Politics Magazine

The Personal Touch Needed for International Negotiations

Posted on the 18 March 2013 by Tracy Goodwin @TKGoodwin

It has been standard practice for many years to isolate countries which cause international problems. The prime examples are Iran and North Korea; both have created more than their share of challenges for the international community. The international community has responded with isolation, first diplomatic and second economic. Unfortunately this is opposite of the direction that should be taken.

Both Iran and North Korea have nuclear weapons programs that are at the heart of the international dispute. In order to resolve the situation negotiations are necessary. Successful negotiations require communication and trust. The first requirement is communication. If the two parties are unwilling to even speak to one another then there is no way the conflict can be solved. There is no negotiation without communication. Beyond that the communication must be understood by all involved. Of course language differences must be translated but more importantly cultural differences must be translated. Different countries hold different frames of reference when dealing with life. What is a truism in America may be patently false in North Korea. So negotiations require cultural understanding. Second both sides must trust one another enough to believe that the negotiations are being done in good faith. If one side does not believe that the other side seeks resolution then there is no point in negotiations. But if both sides believe that everybody truly seeks a solution then negotiations can move forward. Furthermore both sides must be able to expect that any deal reached can and will be implemented by the other side. Without that basic level of trust there is no way that negotiations can be successful.

Yet in response to Iran and North Korea the international community has isolated them. This is contrary to the requirements of successful negotiation. Isolating them has stopped any direct communication with both states which eliminates the international community’s ability to negotiate a resolution to the conflict. Also the isolation inhibits the ability to understand the cultural environment of Iran and North Korea. Finally no trust can be developed without communication. Thus the international community has destroyed any possibility of resolution through negotiations. Instead the opposite approach should be taken. When relations are deteriorating then communications should become top priority. That way mutual understanding and trust can be fostered even before a situation is out of hand. Unfortunately this was not the approach taken. But that does not preclude the possibility of diplomatic solutions in both Iran and North Korea.

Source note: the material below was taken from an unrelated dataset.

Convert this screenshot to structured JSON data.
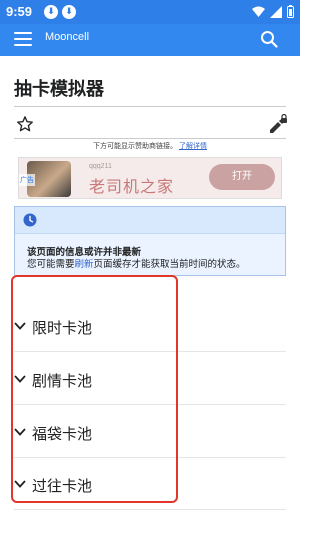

The international community needs to open the lines of communication with both Iran and North Korea. The communication needs to be directed toward fostering understanding and trust in order to build the foundation for diplomacy. If communication is purely focused on contention issues no trust can be built since it will seem like a ploy to manipulate the country. Rather communication needs fostered without concern for the current international dispute. Diplomats or even heads of state should make direct contact with the leadership in the country. They should spend time together getting to know each other without any negotiations. The whole point is to develop a personal working relationship with the key players involved in the conflict. The exactly means for developing that relationship will depend on the individuals involved. For example Kim Jong-un enjoys basketball. So if the US wanted to open up communication with North Korea a positive first step could be for President Obama to invite Kim Jong-un to a basketball game. In fact Obama should invite Kim Jong-un to a series of March Madness games. The two of them could spend several days going from game to game. The two leaders would be spending time enjoying themselves as individuals and they would be building a working personal relationship. This opens communication between the two leaders as they spend time together. It fosters understanding as both leaders get to know one another and learn how they each approach life. Finally it can build trust by providing a non-adversarial basis for their relationship.

Then when it comes time to talk about international issues both sides have a personal relationship to build on. They have greater understanding and trust. That sets the foundation needed for successful negotiations. It does not guarantee success but it does guarantee the possibility of success. Yet the possibility of resolution is far greater with trust and communication than it is with isolation.